Haskel & SilverLoom
I was just wondering how you could build an art piece that writes itself but still guarantees no bugs—any ideas on marrying total type safety with spontaneous creativity?
Sure thing, picture a tiny DSL that’s typed so tight you can’t even pass a typo into it, then plug that into a random‑generator sandbox that only lets the types decide what can happen. Use a language like Haskell or Rust for the core, run a quick property‑based test suite to catch any edge‑cases, and then wrap the output in a mutable canvas that interprets the generated code. The result is a self‑writing art piece that can’t break because every line of code is a type‑checked promise, yet it still has that spontaneous vibe because the generator is seeded with real‑time sensor data or an ever‑changing soundscape. It’s a marriage of safety and chaos—no bugs, but plenty of creative sparks.
Nice idea, but let me remind you that even a perfectly typed DSL can still be fed bad data at runtime. If your generator depends on sensor input, that input could be malformed, null or out of range. Types protect the shape of your data, not the validity of the data itself. Also, a mutable canvas that interprets the generated code will reintroduce the very mutability you’re trying to avoid. If you truly want a bug‑free self‑writing piece, keep everything pure, test the random generator with invariants, and let the art be a deterministic, purely functional output—then add a separate, untyped layer for the “spontaneous vibe” if you must.

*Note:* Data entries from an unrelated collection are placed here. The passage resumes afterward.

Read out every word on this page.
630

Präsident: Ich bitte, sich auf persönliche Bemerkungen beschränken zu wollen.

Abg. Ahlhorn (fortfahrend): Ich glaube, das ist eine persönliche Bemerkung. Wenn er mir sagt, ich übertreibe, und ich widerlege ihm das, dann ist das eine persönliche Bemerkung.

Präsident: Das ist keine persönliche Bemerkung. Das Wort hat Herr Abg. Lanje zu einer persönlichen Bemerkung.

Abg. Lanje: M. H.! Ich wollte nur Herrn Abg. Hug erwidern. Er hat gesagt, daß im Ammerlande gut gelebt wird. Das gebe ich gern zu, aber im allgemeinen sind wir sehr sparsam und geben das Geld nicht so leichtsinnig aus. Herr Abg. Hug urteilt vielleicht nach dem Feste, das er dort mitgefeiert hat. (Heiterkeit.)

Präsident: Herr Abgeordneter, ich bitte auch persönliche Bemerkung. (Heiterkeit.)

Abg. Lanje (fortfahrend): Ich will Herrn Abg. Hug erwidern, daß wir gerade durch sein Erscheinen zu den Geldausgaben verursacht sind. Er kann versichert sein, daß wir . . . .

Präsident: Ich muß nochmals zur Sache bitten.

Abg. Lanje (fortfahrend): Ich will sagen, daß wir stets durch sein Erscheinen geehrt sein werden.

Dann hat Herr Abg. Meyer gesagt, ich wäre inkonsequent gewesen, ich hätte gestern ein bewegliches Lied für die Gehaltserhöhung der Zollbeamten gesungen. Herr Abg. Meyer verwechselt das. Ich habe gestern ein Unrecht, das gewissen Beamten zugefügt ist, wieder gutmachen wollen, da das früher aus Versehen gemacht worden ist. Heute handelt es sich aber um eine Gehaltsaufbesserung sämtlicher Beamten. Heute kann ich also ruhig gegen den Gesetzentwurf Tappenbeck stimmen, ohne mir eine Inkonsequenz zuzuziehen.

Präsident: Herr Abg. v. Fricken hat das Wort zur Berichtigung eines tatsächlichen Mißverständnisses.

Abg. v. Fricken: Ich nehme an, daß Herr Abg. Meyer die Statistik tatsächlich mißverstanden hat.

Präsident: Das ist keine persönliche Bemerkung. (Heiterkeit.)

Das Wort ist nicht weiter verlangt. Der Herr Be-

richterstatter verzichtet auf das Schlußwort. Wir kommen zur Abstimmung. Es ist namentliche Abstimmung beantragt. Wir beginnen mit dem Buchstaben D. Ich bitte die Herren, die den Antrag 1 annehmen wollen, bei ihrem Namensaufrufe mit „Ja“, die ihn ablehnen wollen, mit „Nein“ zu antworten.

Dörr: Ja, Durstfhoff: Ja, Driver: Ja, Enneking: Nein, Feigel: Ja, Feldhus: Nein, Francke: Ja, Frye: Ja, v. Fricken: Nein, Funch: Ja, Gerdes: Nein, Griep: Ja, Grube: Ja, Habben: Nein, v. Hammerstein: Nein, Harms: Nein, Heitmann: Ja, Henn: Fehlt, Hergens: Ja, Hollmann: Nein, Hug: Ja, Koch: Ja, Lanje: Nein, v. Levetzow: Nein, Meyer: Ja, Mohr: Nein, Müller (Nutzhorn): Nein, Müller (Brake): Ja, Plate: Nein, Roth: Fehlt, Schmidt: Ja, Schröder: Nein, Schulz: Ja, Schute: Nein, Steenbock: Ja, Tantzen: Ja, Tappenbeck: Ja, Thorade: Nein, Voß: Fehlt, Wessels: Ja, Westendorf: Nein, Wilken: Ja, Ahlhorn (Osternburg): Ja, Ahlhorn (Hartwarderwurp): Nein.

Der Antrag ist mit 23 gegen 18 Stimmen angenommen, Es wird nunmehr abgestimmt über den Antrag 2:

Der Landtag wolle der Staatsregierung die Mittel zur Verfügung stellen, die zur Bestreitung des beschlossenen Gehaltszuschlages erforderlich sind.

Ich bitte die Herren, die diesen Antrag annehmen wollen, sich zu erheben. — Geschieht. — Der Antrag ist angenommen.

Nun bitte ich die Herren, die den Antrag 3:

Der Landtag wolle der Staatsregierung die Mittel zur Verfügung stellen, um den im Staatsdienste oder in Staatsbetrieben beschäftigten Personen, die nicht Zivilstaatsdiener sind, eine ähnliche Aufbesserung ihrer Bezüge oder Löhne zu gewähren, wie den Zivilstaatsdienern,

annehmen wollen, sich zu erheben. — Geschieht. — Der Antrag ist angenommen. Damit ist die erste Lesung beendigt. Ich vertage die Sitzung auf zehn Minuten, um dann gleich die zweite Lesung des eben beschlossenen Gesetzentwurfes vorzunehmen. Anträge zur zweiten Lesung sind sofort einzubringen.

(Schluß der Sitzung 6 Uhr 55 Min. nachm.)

You’re right, raw data is the real wildcard, not just the shape, and mutability is the villain in a pure system—so let’s flip it on its head. What if we keep the whole art engine in a purely functional core, run the random generator through a suite of invariants that check for out‑of‑range and null‑safe values before any code ever leaves the sandbox? Then the canvas itself becomes a second, purely functional layer that simply renders the result, no interpreting at runtime. When you want that splash of chaos, inject a second, deliberately impure component that only tweaks the visual parameters after the safe core has produced its output, like a glitch filter that operates in a sandboxed sandbox. That way the core never touches the bad data, and the canvas never gets a mutable bite, while the vibe stays alive in a controlled, reversible sidekick.